Panel Discussion: Short Selling and Responsible Investment

AIMA is dedicated to ensuring that our members have the support they need should they wish to implement responsible investment. As part of those efforts, we recently published Short Selling and Responsible Investment—an exploration of how short selling can be used to further responsible investment goals—with Simmons & Simmons. We also had the opportunity to host a panel discussion of the topic, with Darren Fox of Simmons & Simmons moderating a panel consisting of Pierre Lenders of CFM, Lukasz Pomorski of AQR, and Arnaud Langlois of Lombard Odier’s 1798 TerreNeuve fund.

To watch a recording of the panel, please click here.

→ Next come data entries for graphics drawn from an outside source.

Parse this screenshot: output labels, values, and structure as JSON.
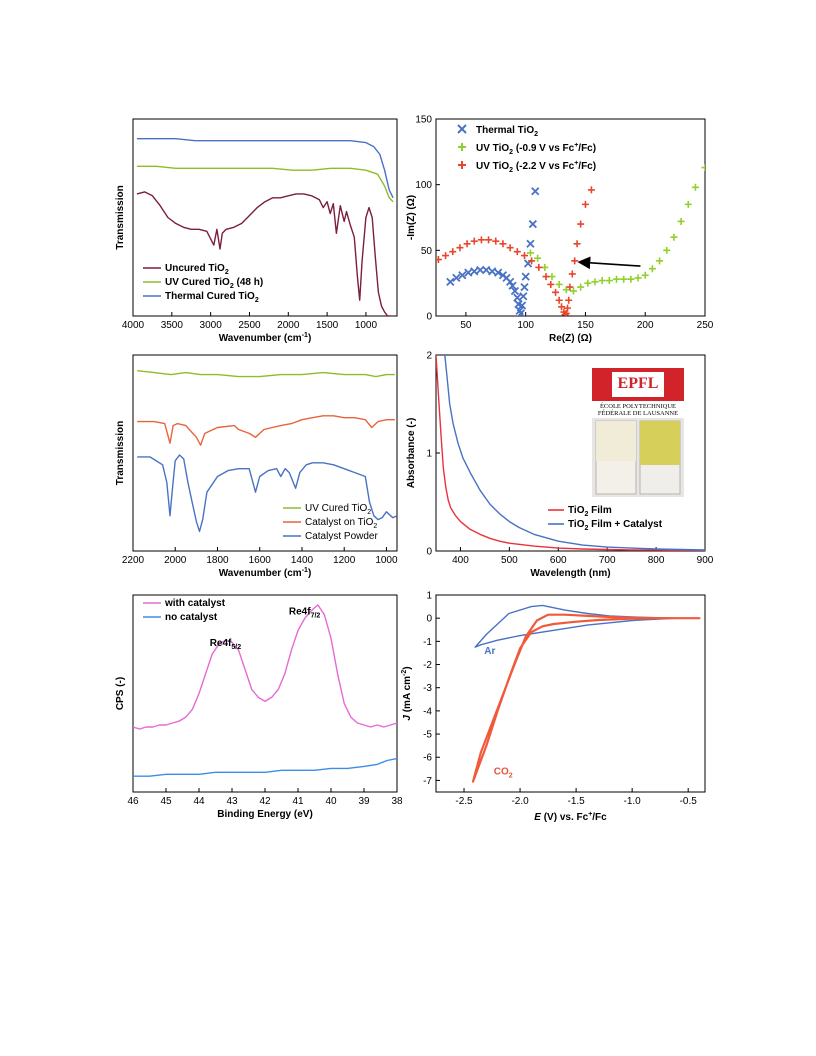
{
  "chart_data": [
    {
      "type": "line",
      "xlabel": "Wavenumber (cm⁻¹)",
      "ylabel": "Transmission",
      "xlim": [
        4000,
        600
      ],
      "x_ticks": [
        4000,
        3500,
        3000,
        2500,
        2000,
        1500,
        1000
      ],
      "legend_position": "bottom-left",
      "series": [
        {
          "name": "Uncured TiO₂",
          "color": "#7b1f3c",
          "x": [
            3950,
            3850,
            3750,
            3650,
            3550,
            3450,
            3350,
            3250,
            3150,
            3050,
            2960,
            2920,
            2880,
            2850,
            2800,
            2700,
            2600,
            2500,
            2400,
            2300,
            2200,
            2100,
            2000,
            1900,
            1800,
            1700,
            1600,
            1550,
            1500,
            1460,
            1420,
            1380,
            1330,
            1280,
            1250,
            1200,
            1150,
            1110,
            1080,
            1050,
            1000,
            960,
            920,
            880,
            840,
            800,
            760,
            720,
            680
          ],
          "y": [
            0.62,
            0.63,
            0.61,
            0.56,
            0.5,
            0.47,
            0.45,
            0.44,
            0.44,
            0.43,
            0.36,
            0.44,
            0.34,
            0.42,
            0.44,
            0.45,
            0.47,
            0.51,
            0.55,
            0.58,
            0.6,
            0.6,
            0.61,
            0.62,
            0.62,
            0.61,
            0.59,
            0.55,
            0.58,
            0.52,
            0.57,
            0.42,
            0.56,
            0.48,
            0.53,
            0.46,
            0.4,
            0.2,
            0.08,
            0.28,
            0.5,
            0.55,
            0.5,
            0.3,
            0.12,
            0.05,
            0.02,
            0.0,
            0.0
          ]
        },
        {
          "name": "UV Cured TiO₂ (48 h)",
          "color": "#8fbc2a",
          "x": [
            3950,
            3700,
            3450,
            3200,
            2950,
            2700,
            2450,
            2200,
            1950,
            1700,
            1450,
            1200,
            1000,
            850,
            760,
            700,
            650
          ],
          "y": [
            0.76,
            0.76,
            0.75,
            0.75,
            0.75,
            0.75,
            0.75,
            0.75,
            0.74,
            0.74,
            0.75,
            0.75,
            0.74,
            0.72,
            0.66,
            0.6,
            0.58
          ]
        },
        {
          "name": "Thermal Cured TiO₂",
          "color": "#4a72c4",
          "x": [
            3950,
            3700,
            3450,
            3200,
            2950,
            2700,
            2450,
            2200,
            1950,
            1700,
            1450,
            1200,
            1000,
            900,
            820,
            760,
            700,
            650
          ],
          "y": [
            0.9,
            0.9,
            0.9,
            0.89,
            0.89,
            0.89,
            0.89,
            0.89,
            0.89,
            0.89,
            0.89,
            0.89,
            0.88,
            0.86,
            0.82,
            0.74,
            0.64,
            0.6
          ]
        }
      ]
    },
    {
      "type": "scatter",
      "xlabel": "Re(Z) (Ω)",
      "ylabel": "-Im(Z) (Ω)",
      "xlim": [
        25,
        250
      ],
      "ylim": [
        0,
        150
      ],
      "x_ticks": [
        50,
        100,
        150,
        200,
        250
      ],
      "y_ticks": [
        0,
        50,
        100,
        150
      ],
      "legend_position": "top-left",
      "series": [
        {
          "name": "Thermal TiO₂",
          "color": "#4a72c4",
          "marker": "x",
          "x": [
            37,
            42,
            47,
            52,
            57,
            62,
            67,
            72,
            77,
            81,
            84,
            87,
            89,
            91,
            93,
            94,
            95,
            96,
            97,
            98,
            99,
            100,
            102,
            104,
            106,
            108
          ],
          "y": [
            26,
            29,
            31,
            33,
            34,
            35,
            35,
            34,
            33,
            31,
            29,
            26,
            23,
            19,
            14,
            9,
            4,
            2,
            8,
            15,
            22,
            30,
            40,
            55,
            70,
            95
          ]
        },
        {
          "name": "UV TiO₂ (-0.9 V vs Fc⁺/Fc)",
          "color": "#8fd12a",
          "marker": "+",
          "x": [
            104,
            110,
            116,
            122,
            128,
            134,
            140,
            146,
            152,
            158,
            164,
            170,
            176,
            182,
            188,
            194,
            200,
            206,
            212,
            218,
            224,
            230,
            236,
            242,
            250
          ],
          "y": [
            48,
            44,
            37,
            30,
            24,
            20,
            19,
            22,
            25,
            26,
            27,
            27,
            28,
            28,
            28,
            29,
            31,
            36,
            42,
            50,
            60,
            72,
            85,
            98,
            113
          ]
        },
        {
          "name": "UV TiO₂ (-2.2 V vs Fc⁺/Fc)",
          "color": "#e8452a",
          "marker": "+",
          "x": [
            27,
            33,
            39,
            45,
            51,
            57,
            63,
            69,
            75,
            81,
            87,
            93,
            99,
            105,
            111,
            117,
            121,
            125,
            128,
            130,
            132,
            133,
            134,
            135,
            136,
            137,
            139,
            141,
            143,
            146,
            150,
            155
          ],
          "y": [
            43,
            46,
            49,
            52,
            55,
            57,
            58,
            58,
            57,
            55,
            52,
            49,
            46,
            42,
            37,
            30,
            24,
            18,
            12,
            7,
            3,
            1,
            2,
            6,
            12,
            22,
            32,
            42,
            55,
            70,
            85,
            96
          ]
        }
      ]
    },
    {
      "type": "line",
      "xlabel": "Wavenumber (cm⁻¹)",
      "ylabel": "Transmission",
      "xlim": [
        2200,
        950
      ],
      "x_ticks": [
        2200,
        2000,
        1800,
        1600,
        1400,
        1200,
        1000
      ],
      "legend_position": "bottom-right",
      "series": [
        {
          "name": "UV Cured TiO₂",
          "color": "#8fbc2a",
          "x": [
            2180,
            2100,
            2020,
            1950,
            1880,
            1800,
            1700,
            1600,
            1500,
            1400,
            1300,
            1200,
            1100,
            1050,
            1000,
            960
          ],
          "y": [
            0.92,
            0.91,
            0.9,
            0.91,
            0.9,
            0.9,
            0.89,
            0.89,
            0.9,
            0.9,
            0.91,
            0.9,
            0.9,
            0.89,
            0.9,
            0.9
          ]
        },
        {
          "name": "Catalyst on TiO₂",
          "color": "#e8643a",
          "x": [
            2180,
            2100,
            2050,
            2025,
            2010,
            1990,
            1950,
            1900,
            1880,
            1860,
            1800,
            1720,
            1700,
            1650,
            1620,
            1580,
            1500,
            1450,
            1400,
            1350,
            1300,
            1250,
            1200,
            1150,
            1100,
            1070,
            1040,
            1000,
            960
          ],
          "y": [
            0.66,
            0.66,
            0.65,
            0.55,
            0.64,
            0.65,
            0.64,
            0.58,
            0.54,
            0.6,
            0.63,
            0.64,
            0.62,
            0.6,
            0.58,
            0.62,
            0.64,
            0.65,
            0.67,
            0.68,
            0.69,
            0.69,
            0.68,
            0.68,
            0.67,
            0.63,
            0.66,
            0.67,
            0.67
          ]
        },
        {
          "name": "Catalyst Powder",
          "color": "#4a72c4",
          "x": [
            2180,
            2120,
            2060,
            2040,
            2025,
            2015,
            2000,
            1980,
            1960,
            1940,
            1920,
            1900,
            1885,
            1870,
            1850,
            1800,
            1750,
            1700,
            1650,
            1620,
            1600,
            1560,
            1520,
            1500,
            1480,
            1460,
            1430,
            1410,
            1380,
            1350,
            1300,
            1250,
            1200,
            1150,
            1100,
            1080,
            1060,
            1040,
            1020,
            1000,
            970,
            950
          ],
          "y": [
            0.48,
            0.48,
            0.44,
            0.35,
            0.18,
            0.3,
            0.46,
            0.49,
            0.47,
            0.35,
            0.25,
            0.15,
            0.1,
            0.16,
            0.3,
            0.38,
            0.41,
            0.42,
            0.42,
            0.3,
            0.38,
            0.41,
            0.42,
            0.38,
            0.42,
            0.4,
            0.32,
            0.4,
            0.44,
            0.45,
            0.45,
            0.44,
            0.42,
            0.4,
            0.38,
            0.25,
            0.18,
            0.16,
            0.17,
            0.2,
            0.17,
            0.18
          ]
        }
      ]
    },
    {
      "type": "line",
      "xlabel": "Wavelength (nm)",
      "ylabel": "Absorbance (-)",
      "xlim": [
        350,
        900
      ],
      "ylim": [
        0,
        2
      ],
      "x_ticks": [
        400,
        500,
        600,
        700,
        800,
        900
      ],
      "y_ticks": [
        0,
        1,
        2
      ],
      "legend_position": "bottom-right",
      "inset_logo_text": [
        "ÉCOLE POLYTECHNIQUE",
        "FÉDÉRALE DE LAUSANNE"
      ],
      "series": [
        {
          "name": "TiO₂ Film",
          "color": "#e8333a",
          "x": [
            350,
            355,
            360,
            365,
            370,
            375,
            380,
            390,
            400,
            420,
            440,
            460,
            480,
            500,
            550,
            600,
            650,
            700,
            750,
            800,
            850,
            900
          ],
          "y": [
            2.0,
            1.6,
            1.2,
            0.85,
            0.65,
            0.52,
            0.44,
            0.36,
            0.3,
            0.22,
            0.17,
            0.13,
            0.1,
            0.08,
            0.05,
            0.03,
            0.02,
            0.015,
            0.01,
            0.01,
            0.005,
            0.005
          ]
        },
        {
          "name": "TiO₂ Film + Catalyst",
          "color": "#4a72c4",
          "x": [
            368,
            372,
            378,
            385,
            395,
            405,
            420,
            440,
            460,
            480,
            500,
            520,
            550,
            600,
            650,
            700,
            750,
            800,
            850,
            900
          ],
          "y": [
            2.0,
            1.8,
            1.5,
            1.3,
            1.1,
            0.95,
            0.8,
            0.62,
            0.48,
            0.38,
            0.3,
            0.24,
            0.17,
            0.1,
            0.06,
            0.04,
            0.03,
            0.02,
            0.015,
            0.01
          ]
        }
      ]
    },
    {
      "type": "line",
      "xlabel": "Binding Energy (eV)",
      "ylabel": "CPS (-)",
      "xlim": [
        46,
        38
      ],
      "x_ticks": [
        46,
        45,
        44,
        43,
        42,
        41,
        40,
        39,
        38
      ],
      "legend_position": "top-left",
      "annotations": [
        {
          "text": "Re4f",
          "sub": "5/2",
          "x": 43.2,
          "y": 0.74
        },
        {
          "text": "Re4f",
          "sub": "7/2",
          "x": 40.8,
          "y": 0.9
        }
      ],
      "series": [
        {
          "name": "with catalyst",
          "color": "#e56ad4",
          "x": [
            46,
            45.8,
            45.6,
            45.4,
            45.2,
            45,
            44.8,
            44.6,
            44.4,
            44.2,
            44,
            43.8,
            43.6,
            43.4,
            43.2,
            43.0,
            42.8,
            42.6,
            42.4,
            42.2,
            42,
            41.8,
            41.6,
            41.4,
            41.2,
            41,
            40.8,
            40.6,
            40.4,
            40.2,
            40,
            39.8,
            39.6,
            39.4,
            39.2,
            39,
            38.8,
            38.6,
            38.4,
            38.2,
            38
          ],
          "y": [
            0.33,
            0.32,
            0.33,
            0.33,
            0.34,
            0.34,
            0.35,
            0.36,
            0.38,
            0.42,
            0.5,
            0.6,
            0.7,
            0.75,
            0.77,
            0.76,
            0.72,
            0.62,
            0.52,
            0.48,
            0.46,
            0.48,
            0.52,
            0.6,
            0.72,
            0.82,
            0.88,
            0.92,
            0.95,
            0.9,
            0.78,
            0.6,
            0.45,
            0.38,
            0.35,
            0.34,
            0.33,
            0.34,
            0.33,
            0.34,
            0.35
          ]
        },
        {
          "name": "no catalyst",
          "color": "#3a8ee6",
          "x": [
            46,
            45.5,
            45,
            44.5,
            44,
            43.5,
            43,
            42.5,
            42,
            41.5,
            41,
            40.5,
            40,
            39.5,
            39,
            38.6,
            38.3,
            38
          ],
          "y": [
            0.08,
            0.08,
            0.09,
            0.09,
            0.09,
            0.1,
            0.1,
            0.1,
            0.1,
            0.11,
            0.11,
            0.11,
            0.12,
            0.12,
            0.13,
            0.14,
            0.16,
            0.17
          ]
        }
      ]
    },
    {
      "type": "line",
      "xlabel": "E (V) vs. Fc⁺/Fc",
      "ylabel": "J (mA cm⁻²)",
      "xlim": [
        -2.75,
        -0.35
      ],
      "ylim": [
        -7.5,
        1
      ],
      "x_ticks": [
        -2.5,
        -2.0,
        -1.5,
        -1.0,
        -0.5
      ],
      "y_ticks": [
        1,
        0,
        -1,
        -2,
        -3,
        -4,
        -5,
        -6,
        -7
      ],
      "annotations": [
        {
          "text": "Ar",
          "color": "#4a72c4",
          "x": -2.27,
          "y": -1.55
        },
        {
          "text": "CO₂",
          "color": "#e8553a",
          "x": -2.15,
          "y": -6.75
        }
      ],
      "series": [
        {
          "name": "Ar",
          "color": "#4a72c4",
          "x": [
            -0.4,
            -0.6,
            -0.8,
            -1.0,
            -1.2,
            -1.4,
            -1.6,
            -1.8,
            -2.0,
            -2.2,
            -2.35,
            -2.4,
            -2.3,
            -2.1,
            -1.9,
            -1.8,
            -1.6,
            -1.4,
            -1.2,
            -1.0,
            -0.8,
            -0.6,
            -0.4
          ],
          "y": [
            0.0,
            0.0,
            -0.05,
            -0.1,
            -0.2,
            -0.3,
            -0.45,
            -0.6,
            -0.75,
            -0.95,
            -1.15,
            -1.25,
            -0.7,
            0.2,
            0.5,
            0.55,
            0.35,
            0.2,
            0.1,
            0.05,
            0.02,
            0.0,
            0.0
          ]
        },
        {
          "name": "CO₂",
          "color": "#f05a3a",
          "x": [
            -0.4,
            -0.7,
            -1.0,
            -1.3,
            -1.5,
            -1.7,
            -1.8,
            -1.9,
            -2.0,
            -2.1,
            -2.2,
            -2.3,
            -2.42,
            -2.35,
            -2.2,
            -2.05,
            -1.95,
            -1.85,
            -1.75,
            -1.6,
            -1.4,
            -1.2,
            -1.0,
            -0.7,
            -0.4
          ],
          "y": [
            0.0,
            0.0,
            -0.02,
            -0.08,
            -0.15,
            -0.25,
            -0.35,
            -0.6,
            -1.3,
            -2.6,
            -4.0,
            -5.5,
            -7.05,
            -5.8,
            -3.9,
            -2.0,
            -0.8,
            -0.1,
            0.15,
            0.15,
            0.1,
            0.05,
            0.02,
            0.0,
            0.0
          ]
        }
      ]
    }
  ]
}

While the PRI has noted that short selling “is one way for a hedge fund manager to express the view that an entity is not adequately incorporating ESG factors,” scepticism persists around the use of short selling in a responsible investment framework. We asked the panellists what they thought was behind this enduring reticence, and they gave several reasons:

  • First, the erroneous perception that hedge fund firms are somehow incapable of practicing responsible investment persists in some quarters.
  • Second, the fact that some stakeholders continue to mistake responsible investment for ethical investment. As one panellist said, responsible investment is about value, not values. It is not necessarily an expression of ethics; it is generally implemented to enhance risk management, and potentially returns.
  • Third, it’s possible that some stakeholders simply have not thought about short selling and responsible investment. Since the hedge fund industry is comparatively small, and its investment activities complex, its need are often overlooked when it comes to the formulation of responsible investment guidance and regulation (something we have seen with the EU’s SFDR regulations). AIMA, of course, is intent on addressing this issue and filling those gaps.

We also asked the panellists how they use environmental, social, and governance (ESG) factors to inform their short selling. First and foremost, they argued that doing so was a way of hedging ESG risks. In many ways, governance (‘G’) factors have always been at the heart of short selling. The recent case of the alleged fraud at Wirecard, for instance, is an excellent example of short selling triggered by governance concerns. The panellists noted that such an approach could also work in the case of social (‘S’) factors; an issuer with poor workplace safety standards, for instance, might be at greater risk of financial harm from litigation. Finally, the question of hedging environmental risks was discussed. One panellist argued that short selling is one way of limiting a portfolio’s net exposure to carbon emissions (a proposition detailed in Short Selling and Responsible Investment).

Ultimately, acceptance of short selling and responsible investment will likely grow, as investors become more familiar with the abilities hedge fund firms can bring to the implementation of responsible investment. AIMA will continue its work to ensure that the unique contributions of the hedge fund industry in this area are recognised.